Stop aux préjugés !
L’alcool réchauffe. FAUX
L’alcool ne permet pas de lutter contre un refroidissement corporel. La sensation de chaleur qu’il procure par l’euphorie créée au niveau du système nerveux est éphémère. L’alcool s’accompagne très vite d’une vasodilatation des vaisseaux sanguins situés sous la peau, provoquant une surface de refroidissement plus grande et une diminution de la température corporelle d’environ 1 °C pour 50 g d’alcool ingéré !
L’alcool donne des forces. FAUX
Les calories apportées par l’alcool (7 kcal par gramme soit quasiment
deux fois plus que du sucre pur) ne sont pas utilisées pour le travail
physique, car le muscle ne reconnaît pas cette substance comme
énergétique. Pour la plupart, les calories alcooliques sont
particulièrement utilisées pour le stockage des graisses de réserve.
Prendre un café dessoule. FAUX
Le café, la douche froide ou de l’air frais peuvent dans le meilleur des
cas réveiller passagèrement lorsqu’on a un peu trop bu, mais même si on
se sent un peu moins ivre, l’alcoolémie, c’est-à-dire le taux d’alcool
dans le sang, ne s’est pas abaissée pour autant. Le temps d’élimination
correspond approximativement au nombre de verres consommés. Ainsi, il
faut en moyenne une heure pour éliminer un verre (cela dépend de l’âge,
du sexe et du poids de la personne, mais également du temps passé à le
boire…), deux heures pour deux verres…
Une bière après la course ?
Il n’est en effet pas rare de voir de nombreux sportifs de haut niveau
(judo, football, marathon, cycliste…) consommer de la bière après
l’effort.

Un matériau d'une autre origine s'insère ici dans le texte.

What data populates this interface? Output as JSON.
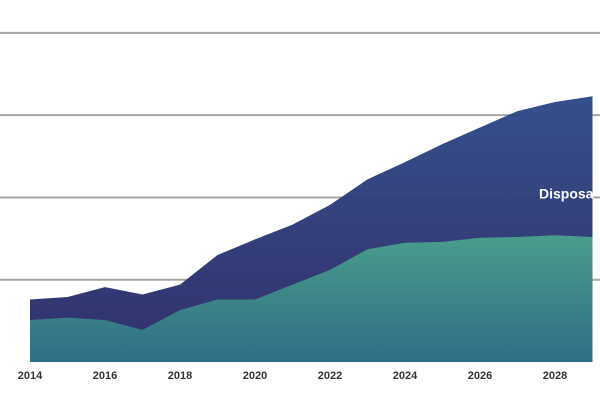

Bizarre ? Non, car la bière présente des arguments nutritionnels en faveur de la récupération physique.
En effet, la bière est :
- sédative par l’acide valérianique du houblon qui la compose,
- et apaisante par le magnésium qu’elle contient et source de vitamines du groupe B, issues de la fermentation de l’orge.
Ces vitamines sont très utilisées par le muscle pour son rendement
énergétique (vitamines B1, B2, PP) et pour se « reconstruire »
(vitamines PP, B6, B9…). Des avantages nutritionnels, auxquels il faut
ajouter un caractère diurétique puissant, notamment par la présence de
potassium, favorisant l’élimination des déchets du métabolisme
musculaire. Mais attention, il ne faut pas oublier que le corps après
l’effort doit d’abord essayer de rétablir un volume hydrique important
et un abus d’alcool peut perturber l’élimination et le travail du foie.
Il vaut donc mieux boire pour hydrater dans un premier temps
(prendre de l’eau ou une boisson énergétique juste après l’effort), puis
boire « pour uriner » dans un second. C’est donc après avoir
pris sa douche, manger un morceau et s’être éventuellement fait masser
que la bière peut être intéressante. Le mieux serait bien sûr une bière
sans alcool, car ce dernier gêne le travail dépuratif du foie et génère
des perturbations neuromusculaires. Tout est ensuite affaire de goût.